うつむいて、たずねる。思ったよりも声が小さくて、届いたかどうか不安になったけど、「ばか」といつも通り語彙力のない罵倒な返ってきたから安心した。



「みゃーこ」

「はい」

「俺ね、痛くて痛くてたまらないの」



ふつうに考えたら、間違いなく、腕の怪我のこと。


だけど、それだけじゃないような、もっと深みのあるような言葉選びだったので、わたしは黙ったまま立っていた。



「ぜんぶ、オマエのせいだよ。責任とってくれるんじゃないの?」



腕の骨折の責任なら、とりたいと思っている。そのための無賃労働なメイドさんだし、どんな命令だってきくつもりだ。

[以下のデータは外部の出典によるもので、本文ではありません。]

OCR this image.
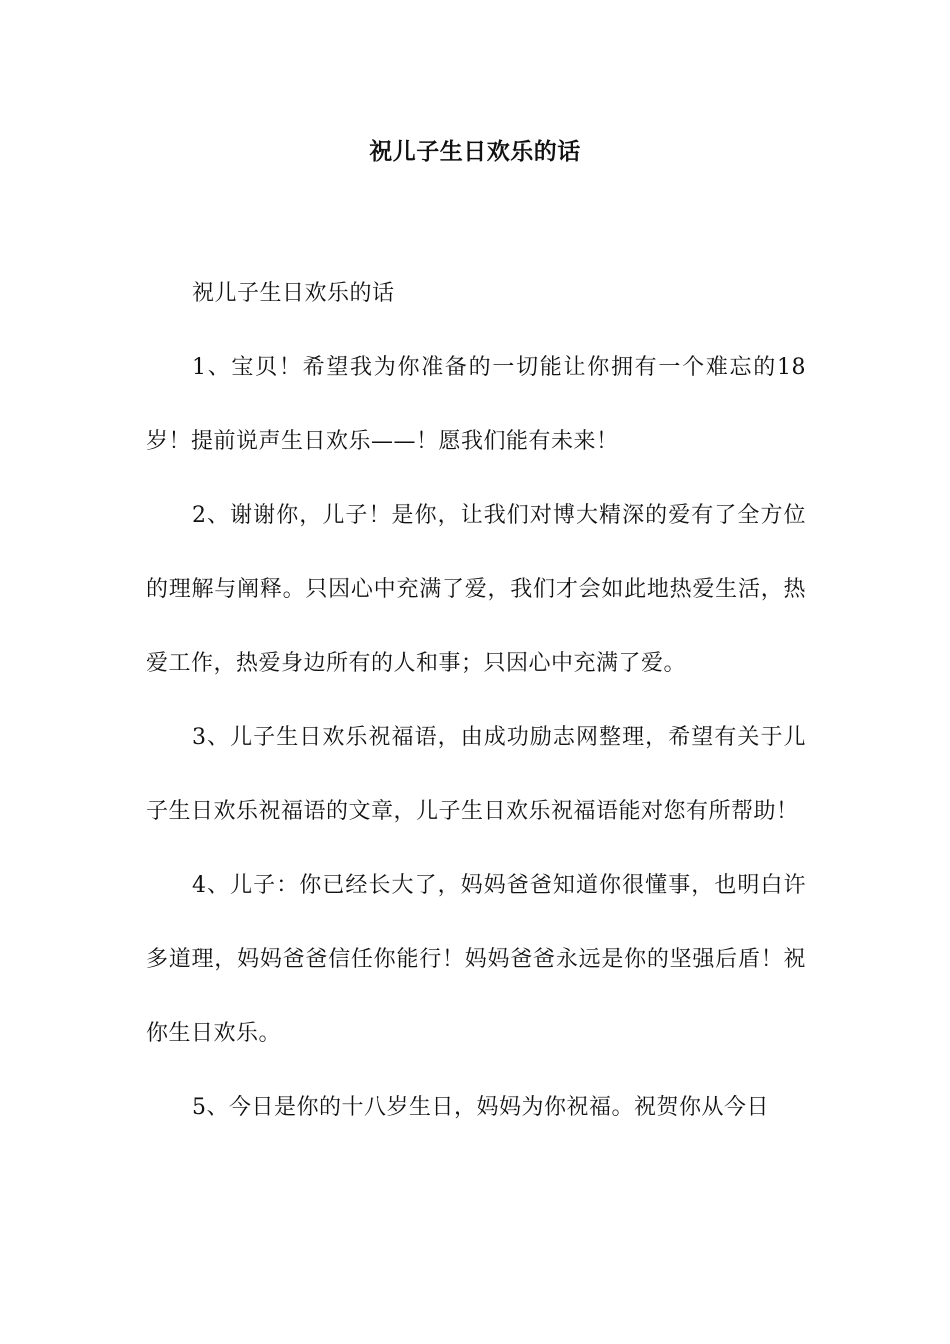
祝儿子生日欢乐的话

祝儿子生日欢乐的话

1、宝贝！希望我为你准备的一切能让你拥有一个难忘的18岁！提前说声生日欢乐——！愿我们能有未来！

2、谢谢你，儿子！是你，让我们对博大精深的爱有了全方位的理解与阐释。只因心中充满了爱，我们才会如此地热爱生活，热爱工作，热爱身边所有的人和事；只因心中充满了爱。

3、儿子生日欢乐祝福语，由成功励志网整理，希望有关于儿子生日欢乐祝福语的文章，儿子生日欢乐祝福语能对您有所帮助！

4、儿子：你已经长大了，妈妈爸爸知道你很懂事，也明白许多道理，妈妈爸爸信任你能行！妈妈爸爸永远是你的坚强后盾！祝你生日欢乐。

5、今日是你的十八岁生日，妈妈为你祝福。祝贺你从今日
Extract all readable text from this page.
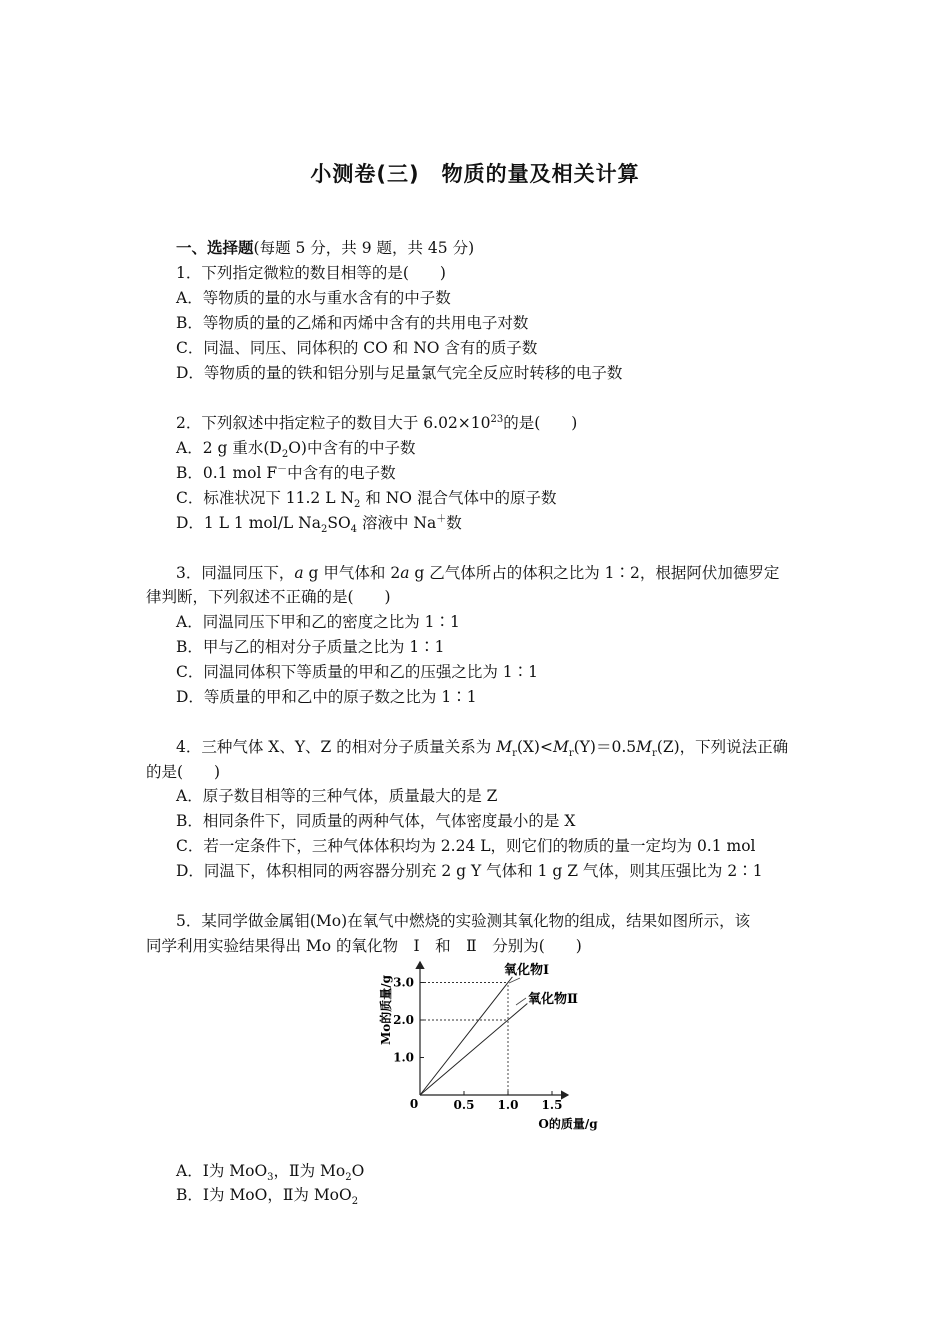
小测卷(三)　物质的量及相关计算
一、选择题(每题 5 分，共 9 题，共 45 分)
1．下列指定微粒的数目相等的是(　　)
A．等物质的量的水与重水含有的中子数
B．等物质的量的乙烯和丙烯中含有的共用电子对数
C．同温、同压、同体积的 CO 和 NO 含有的质子数
D．等物质的量的铁和铝分别与足量氯气完全反应时转移的电子数
2．下列叙述中指定粒子的数目大于 $6.02\times 10^{23}$的是(　　)
A．2 g 重水$(D_2O)$中含有的中子数
B．0.1 mol F－中含有的电子数
C．标准状况下 11.2 L $N_2$ 和 NO 混合气体中的原子数
D．1 L 1 mol/L $Na_2SO_4$ 溶液中 Na＋数
3．同温同压下，a g 甲气体和 2a g 乙气体所占的体积之比为 1∶2，根据阿伏加德罗定
律判断，下列叙述不正确的是(　　)
A．同温同压下甲和乙的密度之比为 1∶1
B．甲与乙的相对分子质量之比为 1∶1
C．同温同体积下等质量的甲和乙的压强之比为 1∶1
D．等质量的甲和乙中的原子数之比为 1∶1
4．三种气体 X、Y、Z 的相对分子质量关系为 $M_r(X)<M_r(Y)=0.5M_r(Z)$，下列说法正确
的是(　　)
A．原子数目相等的三种气体，质量最大的是 Z
B．相同条件下，同质量的两种气体，气体密度最小的是 X
C．若一定条件下，三种气体体积均为 2.24 L，则它们的物质的量一定均为 0.1 mol
D．同温下，体积相同的两容器分别充 2 g Y 气体和 1 g Z 气体，则其压强比为 2∶1
5．某同学做金属钼(Mo)在氧气中燃烧的实验测其氧化物的组成，结果如图所示，该
同学利用实验结果得出 Mo 的氧化物　Ⅰ　和　Ⅱ　分别为(　　)
0.5 1.0 1.5
1.0
2.0
3.0
0
O的质量/g
Mo的质量/g
氧化物Ⅰ
氧化物Ⅱ
A．Ⅰ为 MoO$_3$，Ⅱ为 $Mo_2O$
B．Ⅰ为 MoO，Ⅱ为 MoO$_2$
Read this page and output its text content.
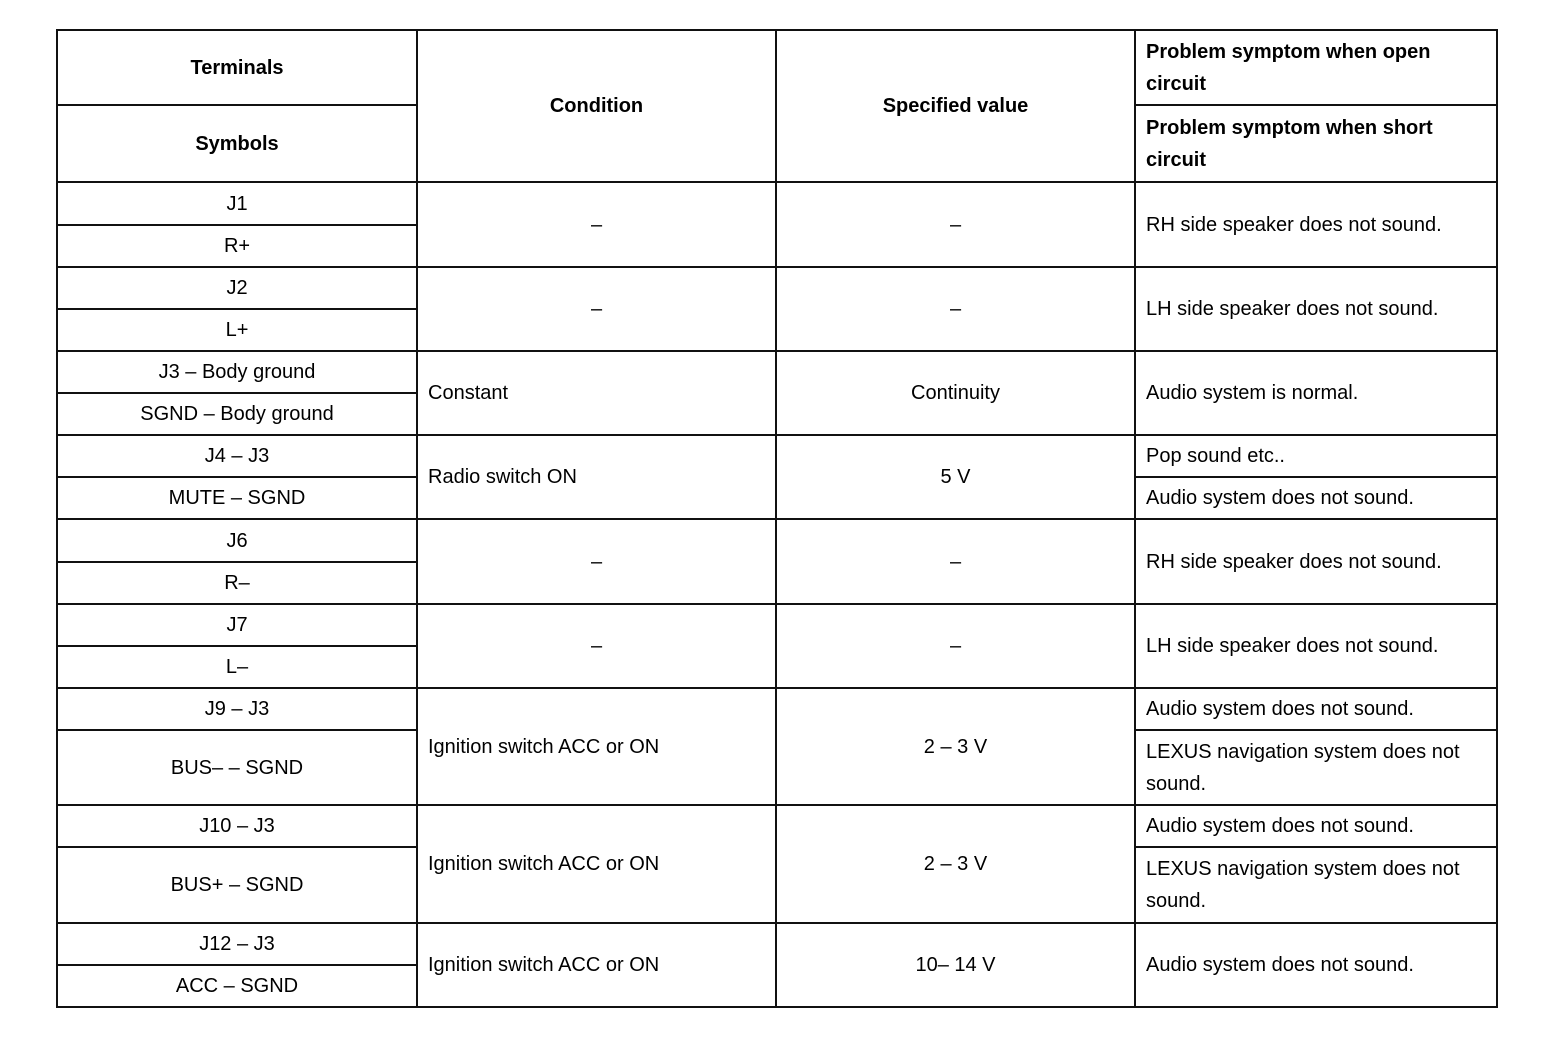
Terminals	Condition	Specified value	Problem symptom when open circuit
Symbols			Problem symptom when short circuit
J1	–	–	RH side speaker does not sound.
R+			
J2	–	–	LH side speaker does not sound.
L+			
J3 – Body ground	Constant	Continuity	Audio system is normal.
SGND – Body ground			
J4 – J3	Radio switch ON	5 V	Pop sound etc..
MUTE – SGND			Audio system does not sound.
J6	–	–	RH side speaker does not sound.
R–			
J7	–	–	LH side speaker does not sound.
L–			
J9 – J3	Ignition switch ACC or ON	2 – 3 V	Audio system does not sound.
BUS– – SGND			LEXUS navigation system does not sound.
J10 – J3	Ignition switch ACC or ON	2 – 3 V	Audio system does not sound.
BUS+ – SGND			LEXUS navigation system does not sound.
J12 – J3	Ignition switch ACC or ON	10– 14 V	Audio system does not sound.
ACC – SGND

だけど、いつもより、どことなく、三好くんが大人びて見えたから。


学校での、余裕のある王子様然とした落ち着きじゃなくて、わたしよりも先に、知らない階段をのぼったような。

大人にしか分からないものを、知ってしまったような表情だ。


ゆるりと伏せた長い睫毛が、夏の日差しに透けている。柔らかな影ができて、純粋に、きれいだなと感じた。


形の良いくちびるが、きゅ、と結ばれて赤みが強くなる。